Last updated 20 January 2022
An independent forensic medicine doctor from the Queensland Health Clinical Forensic Medicine Unit (CFMU) will undertake an initial investigation by reviewing the deceased’s medical records and seeking further information from members of the treating team. The CFMU doctor will then prepare a written summary of their review with their opinion about the deceased’s health care management, flagging any concerns they may have.
The written summary by the CFMU doctor can help reassure families that concerns have been considered and informed by independent clinical opinion. If the CFMU doctor does not have any concerns with the deceased’s health-care management, the coroner should authorise the death certificate and advise that no further investigation is required. If the CFMU doctor has concerns about the treatment, the coroner will not issue the death certificate and will advise the further investigations required. These further investigations may involve obtaining witness statements, medical records, Medicare records, a root cause analysis and hospital policies.

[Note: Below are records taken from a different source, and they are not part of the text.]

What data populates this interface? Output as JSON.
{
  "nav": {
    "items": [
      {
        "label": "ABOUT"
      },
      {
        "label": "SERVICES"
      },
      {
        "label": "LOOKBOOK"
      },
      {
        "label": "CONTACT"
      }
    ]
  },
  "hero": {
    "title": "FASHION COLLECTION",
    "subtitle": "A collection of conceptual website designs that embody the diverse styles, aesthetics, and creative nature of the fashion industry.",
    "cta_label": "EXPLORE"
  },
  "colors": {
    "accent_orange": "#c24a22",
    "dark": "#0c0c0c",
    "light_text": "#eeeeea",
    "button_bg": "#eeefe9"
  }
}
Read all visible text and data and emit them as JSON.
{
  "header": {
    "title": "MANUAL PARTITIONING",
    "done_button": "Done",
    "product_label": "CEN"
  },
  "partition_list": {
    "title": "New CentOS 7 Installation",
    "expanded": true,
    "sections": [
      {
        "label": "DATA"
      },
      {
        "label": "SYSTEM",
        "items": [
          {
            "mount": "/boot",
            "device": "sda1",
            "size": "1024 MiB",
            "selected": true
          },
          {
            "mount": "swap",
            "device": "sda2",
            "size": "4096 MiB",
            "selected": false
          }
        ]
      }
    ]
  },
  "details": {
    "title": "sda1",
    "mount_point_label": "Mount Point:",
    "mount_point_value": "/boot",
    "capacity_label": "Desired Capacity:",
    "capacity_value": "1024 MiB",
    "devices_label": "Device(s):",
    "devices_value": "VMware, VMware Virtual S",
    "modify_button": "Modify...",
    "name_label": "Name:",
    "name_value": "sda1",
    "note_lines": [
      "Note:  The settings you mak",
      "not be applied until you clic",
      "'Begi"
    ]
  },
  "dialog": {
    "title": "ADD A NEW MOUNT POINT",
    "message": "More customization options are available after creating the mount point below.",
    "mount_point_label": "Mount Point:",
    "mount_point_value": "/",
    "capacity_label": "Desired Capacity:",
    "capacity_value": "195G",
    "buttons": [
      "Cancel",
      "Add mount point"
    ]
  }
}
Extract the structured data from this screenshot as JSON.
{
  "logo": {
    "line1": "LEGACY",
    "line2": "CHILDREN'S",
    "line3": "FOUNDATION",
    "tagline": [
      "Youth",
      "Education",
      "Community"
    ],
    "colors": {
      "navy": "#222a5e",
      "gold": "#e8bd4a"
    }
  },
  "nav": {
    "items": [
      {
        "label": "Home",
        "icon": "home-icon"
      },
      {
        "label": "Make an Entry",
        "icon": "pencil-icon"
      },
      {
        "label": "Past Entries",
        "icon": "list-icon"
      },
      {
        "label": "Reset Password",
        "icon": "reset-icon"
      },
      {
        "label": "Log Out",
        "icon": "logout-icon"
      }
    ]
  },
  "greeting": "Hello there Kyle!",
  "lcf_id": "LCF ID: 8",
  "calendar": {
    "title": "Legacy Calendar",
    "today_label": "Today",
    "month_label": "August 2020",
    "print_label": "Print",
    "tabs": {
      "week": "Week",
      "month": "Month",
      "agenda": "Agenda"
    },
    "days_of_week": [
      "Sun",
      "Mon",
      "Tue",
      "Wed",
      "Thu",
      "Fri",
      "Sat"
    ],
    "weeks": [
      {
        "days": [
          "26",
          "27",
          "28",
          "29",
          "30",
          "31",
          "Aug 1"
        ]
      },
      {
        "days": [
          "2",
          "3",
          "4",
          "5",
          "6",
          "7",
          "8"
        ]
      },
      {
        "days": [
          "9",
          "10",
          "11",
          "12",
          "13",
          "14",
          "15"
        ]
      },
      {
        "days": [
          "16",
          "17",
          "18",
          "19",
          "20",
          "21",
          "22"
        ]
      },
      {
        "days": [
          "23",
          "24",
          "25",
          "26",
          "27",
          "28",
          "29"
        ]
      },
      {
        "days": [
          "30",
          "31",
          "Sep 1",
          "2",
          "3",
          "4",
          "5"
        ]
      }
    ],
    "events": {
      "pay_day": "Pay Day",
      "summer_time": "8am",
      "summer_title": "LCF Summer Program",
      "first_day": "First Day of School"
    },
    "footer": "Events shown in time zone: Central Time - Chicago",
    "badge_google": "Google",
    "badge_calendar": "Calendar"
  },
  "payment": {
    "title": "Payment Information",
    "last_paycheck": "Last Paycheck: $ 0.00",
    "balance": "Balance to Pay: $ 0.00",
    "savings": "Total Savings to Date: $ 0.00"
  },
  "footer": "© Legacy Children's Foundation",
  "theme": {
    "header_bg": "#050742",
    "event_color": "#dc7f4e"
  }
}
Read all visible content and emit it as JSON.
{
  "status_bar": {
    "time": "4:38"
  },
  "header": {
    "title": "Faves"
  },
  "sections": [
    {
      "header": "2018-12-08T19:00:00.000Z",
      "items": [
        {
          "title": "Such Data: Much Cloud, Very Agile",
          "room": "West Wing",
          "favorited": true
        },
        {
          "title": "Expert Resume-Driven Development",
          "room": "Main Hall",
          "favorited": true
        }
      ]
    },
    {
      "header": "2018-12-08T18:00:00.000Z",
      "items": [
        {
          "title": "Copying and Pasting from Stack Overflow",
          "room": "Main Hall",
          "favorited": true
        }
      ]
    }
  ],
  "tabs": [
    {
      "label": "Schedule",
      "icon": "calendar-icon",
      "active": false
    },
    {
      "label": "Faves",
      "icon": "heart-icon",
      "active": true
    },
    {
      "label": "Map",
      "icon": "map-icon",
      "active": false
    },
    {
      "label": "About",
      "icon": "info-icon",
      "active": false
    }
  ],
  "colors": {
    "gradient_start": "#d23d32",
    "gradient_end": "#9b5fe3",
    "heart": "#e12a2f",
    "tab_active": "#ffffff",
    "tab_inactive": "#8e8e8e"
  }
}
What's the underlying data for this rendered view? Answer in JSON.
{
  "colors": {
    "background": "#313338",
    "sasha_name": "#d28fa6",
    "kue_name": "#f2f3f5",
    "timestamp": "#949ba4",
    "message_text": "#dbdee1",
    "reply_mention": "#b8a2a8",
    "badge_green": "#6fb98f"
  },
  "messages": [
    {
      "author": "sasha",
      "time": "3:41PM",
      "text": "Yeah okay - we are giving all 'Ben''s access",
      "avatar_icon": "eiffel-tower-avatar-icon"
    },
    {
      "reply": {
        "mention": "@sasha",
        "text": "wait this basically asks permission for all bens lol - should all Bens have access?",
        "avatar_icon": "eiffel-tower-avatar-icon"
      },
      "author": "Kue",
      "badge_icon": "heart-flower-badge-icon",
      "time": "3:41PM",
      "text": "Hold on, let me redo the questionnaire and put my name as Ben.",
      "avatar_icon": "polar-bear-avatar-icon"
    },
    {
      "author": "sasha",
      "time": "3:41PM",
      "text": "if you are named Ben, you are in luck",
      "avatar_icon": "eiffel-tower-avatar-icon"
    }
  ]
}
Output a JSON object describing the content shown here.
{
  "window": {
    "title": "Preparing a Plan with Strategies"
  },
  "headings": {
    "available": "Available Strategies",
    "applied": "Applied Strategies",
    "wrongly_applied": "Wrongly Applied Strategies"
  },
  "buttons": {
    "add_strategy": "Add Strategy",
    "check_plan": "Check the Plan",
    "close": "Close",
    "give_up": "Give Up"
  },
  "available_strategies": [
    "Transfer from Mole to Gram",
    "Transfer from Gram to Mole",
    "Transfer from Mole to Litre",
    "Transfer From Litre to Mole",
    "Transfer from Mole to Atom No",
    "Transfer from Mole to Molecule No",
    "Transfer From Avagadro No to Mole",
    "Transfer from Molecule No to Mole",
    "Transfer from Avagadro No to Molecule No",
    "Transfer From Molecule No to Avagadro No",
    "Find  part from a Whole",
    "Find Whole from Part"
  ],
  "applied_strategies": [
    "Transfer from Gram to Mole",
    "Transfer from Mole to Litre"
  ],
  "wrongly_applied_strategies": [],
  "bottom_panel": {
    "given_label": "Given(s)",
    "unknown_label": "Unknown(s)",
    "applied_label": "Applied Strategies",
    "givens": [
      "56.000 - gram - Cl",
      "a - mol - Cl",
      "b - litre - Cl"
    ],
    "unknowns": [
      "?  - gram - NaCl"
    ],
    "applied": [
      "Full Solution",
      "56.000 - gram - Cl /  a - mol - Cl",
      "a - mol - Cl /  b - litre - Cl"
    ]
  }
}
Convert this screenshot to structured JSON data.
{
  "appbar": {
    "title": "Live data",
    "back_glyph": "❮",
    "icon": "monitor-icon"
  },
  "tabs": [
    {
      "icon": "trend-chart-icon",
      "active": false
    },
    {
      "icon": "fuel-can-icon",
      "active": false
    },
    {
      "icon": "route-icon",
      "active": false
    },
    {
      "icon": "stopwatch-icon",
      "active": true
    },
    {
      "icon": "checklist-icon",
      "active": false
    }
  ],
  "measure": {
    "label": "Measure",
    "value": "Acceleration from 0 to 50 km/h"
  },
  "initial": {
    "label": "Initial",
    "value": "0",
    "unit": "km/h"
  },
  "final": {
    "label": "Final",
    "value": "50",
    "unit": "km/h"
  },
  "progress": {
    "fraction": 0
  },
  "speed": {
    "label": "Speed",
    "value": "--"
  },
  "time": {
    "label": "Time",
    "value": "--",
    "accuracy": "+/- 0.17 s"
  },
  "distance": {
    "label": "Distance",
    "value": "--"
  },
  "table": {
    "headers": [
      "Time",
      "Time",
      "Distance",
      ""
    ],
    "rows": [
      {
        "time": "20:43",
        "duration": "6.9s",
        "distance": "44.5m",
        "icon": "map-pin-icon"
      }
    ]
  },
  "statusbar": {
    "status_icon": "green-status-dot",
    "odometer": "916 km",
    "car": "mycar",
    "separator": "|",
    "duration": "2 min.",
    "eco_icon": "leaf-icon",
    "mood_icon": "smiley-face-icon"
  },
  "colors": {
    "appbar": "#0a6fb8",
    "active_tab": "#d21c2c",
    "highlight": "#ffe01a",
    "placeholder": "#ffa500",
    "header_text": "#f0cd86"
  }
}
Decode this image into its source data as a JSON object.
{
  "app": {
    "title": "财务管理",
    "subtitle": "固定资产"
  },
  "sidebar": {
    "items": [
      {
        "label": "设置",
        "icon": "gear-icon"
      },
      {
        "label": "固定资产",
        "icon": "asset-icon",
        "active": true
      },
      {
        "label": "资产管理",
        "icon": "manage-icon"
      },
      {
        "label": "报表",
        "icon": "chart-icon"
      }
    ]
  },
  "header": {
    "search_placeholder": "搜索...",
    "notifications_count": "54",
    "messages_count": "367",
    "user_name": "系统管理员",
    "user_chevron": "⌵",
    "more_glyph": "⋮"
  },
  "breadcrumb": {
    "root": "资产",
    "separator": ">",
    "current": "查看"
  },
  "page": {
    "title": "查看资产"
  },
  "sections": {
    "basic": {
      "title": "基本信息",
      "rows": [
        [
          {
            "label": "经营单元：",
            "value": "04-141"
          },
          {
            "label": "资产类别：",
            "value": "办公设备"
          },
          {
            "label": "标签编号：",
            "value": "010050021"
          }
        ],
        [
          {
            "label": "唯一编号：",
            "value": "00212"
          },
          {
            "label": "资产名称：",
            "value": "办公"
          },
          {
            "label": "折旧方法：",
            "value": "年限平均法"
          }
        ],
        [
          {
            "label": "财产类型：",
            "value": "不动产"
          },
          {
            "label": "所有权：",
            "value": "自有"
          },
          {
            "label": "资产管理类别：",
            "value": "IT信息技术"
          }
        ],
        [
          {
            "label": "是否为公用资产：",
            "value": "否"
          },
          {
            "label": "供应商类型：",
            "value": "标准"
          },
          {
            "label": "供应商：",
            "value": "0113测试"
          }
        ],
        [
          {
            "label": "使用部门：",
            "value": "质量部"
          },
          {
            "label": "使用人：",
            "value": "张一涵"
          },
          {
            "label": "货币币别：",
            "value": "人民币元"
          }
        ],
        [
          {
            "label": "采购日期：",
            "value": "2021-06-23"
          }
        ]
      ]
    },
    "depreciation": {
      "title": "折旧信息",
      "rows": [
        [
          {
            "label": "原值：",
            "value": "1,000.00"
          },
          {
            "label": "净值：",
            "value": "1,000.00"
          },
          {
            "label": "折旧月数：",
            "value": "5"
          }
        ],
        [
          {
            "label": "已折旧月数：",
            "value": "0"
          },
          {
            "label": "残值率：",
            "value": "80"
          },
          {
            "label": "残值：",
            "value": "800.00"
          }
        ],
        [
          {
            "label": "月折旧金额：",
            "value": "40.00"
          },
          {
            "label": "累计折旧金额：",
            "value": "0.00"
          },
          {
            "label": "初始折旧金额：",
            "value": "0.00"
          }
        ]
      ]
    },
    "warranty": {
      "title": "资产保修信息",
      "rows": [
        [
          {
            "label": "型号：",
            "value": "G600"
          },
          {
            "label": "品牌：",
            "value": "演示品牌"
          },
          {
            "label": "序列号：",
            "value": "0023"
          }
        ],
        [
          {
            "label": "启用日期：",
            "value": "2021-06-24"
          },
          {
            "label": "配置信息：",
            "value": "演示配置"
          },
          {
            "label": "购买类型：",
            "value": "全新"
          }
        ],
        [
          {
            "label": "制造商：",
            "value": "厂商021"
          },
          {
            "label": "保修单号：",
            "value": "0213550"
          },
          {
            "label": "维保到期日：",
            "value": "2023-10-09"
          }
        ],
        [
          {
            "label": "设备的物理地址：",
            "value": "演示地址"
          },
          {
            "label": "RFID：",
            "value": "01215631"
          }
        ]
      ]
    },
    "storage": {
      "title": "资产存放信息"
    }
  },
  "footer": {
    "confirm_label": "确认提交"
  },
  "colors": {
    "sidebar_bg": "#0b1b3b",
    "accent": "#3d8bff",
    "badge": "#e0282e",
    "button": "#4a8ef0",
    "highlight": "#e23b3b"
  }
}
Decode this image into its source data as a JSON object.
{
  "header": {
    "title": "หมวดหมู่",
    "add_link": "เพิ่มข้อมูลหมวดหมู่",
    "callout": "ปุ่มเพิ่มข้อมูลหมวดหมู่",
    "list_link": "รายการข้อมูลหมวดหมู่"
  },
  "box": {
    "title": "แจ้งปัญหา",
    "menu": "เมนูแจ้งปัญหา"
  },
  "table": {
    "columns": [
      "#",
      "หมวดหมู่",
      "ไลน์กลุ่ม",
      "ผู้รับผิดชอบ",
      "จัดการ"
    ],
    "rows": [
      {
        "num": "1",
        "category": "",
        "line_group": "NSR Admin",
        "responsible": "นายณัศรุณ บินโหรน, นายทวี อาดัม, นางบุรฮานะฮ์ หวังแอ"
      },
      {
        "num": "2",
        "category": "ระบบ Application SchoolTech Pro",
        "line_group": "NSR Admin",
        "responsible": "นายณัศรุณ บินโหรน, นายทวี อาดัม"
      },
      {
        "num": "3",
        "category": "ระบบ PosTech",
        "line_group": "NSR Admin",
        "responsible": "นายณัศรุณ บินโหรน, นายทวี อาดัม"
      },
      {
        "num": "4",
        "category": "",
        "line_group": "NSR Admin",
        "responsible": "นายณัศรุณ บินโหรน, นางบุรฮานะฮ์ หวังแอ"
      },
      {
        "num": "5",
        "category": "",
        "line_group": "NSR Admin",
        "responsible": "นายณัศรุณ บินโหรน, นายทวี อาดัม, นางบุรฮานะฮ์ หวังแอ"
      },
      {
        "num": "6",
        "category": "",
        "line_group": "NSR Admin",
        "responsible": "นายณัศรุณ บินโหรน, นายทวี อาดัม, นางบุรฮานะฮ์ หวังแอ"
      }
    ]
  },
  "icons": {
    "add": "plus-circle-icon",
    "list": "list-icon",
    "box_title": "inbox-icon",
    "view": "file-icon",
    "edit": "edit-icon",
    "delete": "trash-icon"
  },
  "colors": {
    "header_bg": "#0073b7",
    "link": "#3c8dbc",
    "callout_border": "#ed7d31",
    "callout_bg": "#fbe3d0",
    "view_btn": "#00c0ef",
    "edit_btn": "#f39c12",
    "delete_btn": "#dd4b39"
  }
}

The outcome of the CFMU review will be provided to the coroner in a formal report, which, at the appropriate time, may be released to the family and the treating practitioners.
Case Study: Lilli Sweet
On 25 August 2013, Lilli Sweet (6 years old) presented to her GP with vomiting, diarrhoea and a headache. Given Lilli’s underlying medical condition, which made her particularly susceptible to infection, her GP referred her onto the Nambour Hospital Emergency Department for blood tests. Despite her symptoms continuing, the blood tests were not taken until that evening. The results indicated that Lilli’s white blood count was elevated, suggesting serious sepsis. It was not until the next morning when Lilli rapidly deteriorated, that intravenous antibiotics were commenced and she was transferred to the Royal Children’s Hospital in Brisbane.
The next day, she was declared dead from meningitis. The coroner found that medical staff at the hospital missed opportunities to act earlier and prevent Lilli’s death (see Inquest into the death of Lilli Sweet (2016) 2013/3454).
The coroner also noted that the Sunshine Coast Hospital and Health Service (HHS) and Queensland Health had already implemented a number of recommendations from the root cause analysis into Lilli’s death, including establishing clear processes, procedures and systems for tracking diagnostic results to ensure they are received, reviewed and actioned. As a result of the significant changes made by the HHS and Queensland Health, the coroner did not propose any further recommendations, highlighting that HHSs can instigate reform prior to specific recommendations being handed down by the coroner.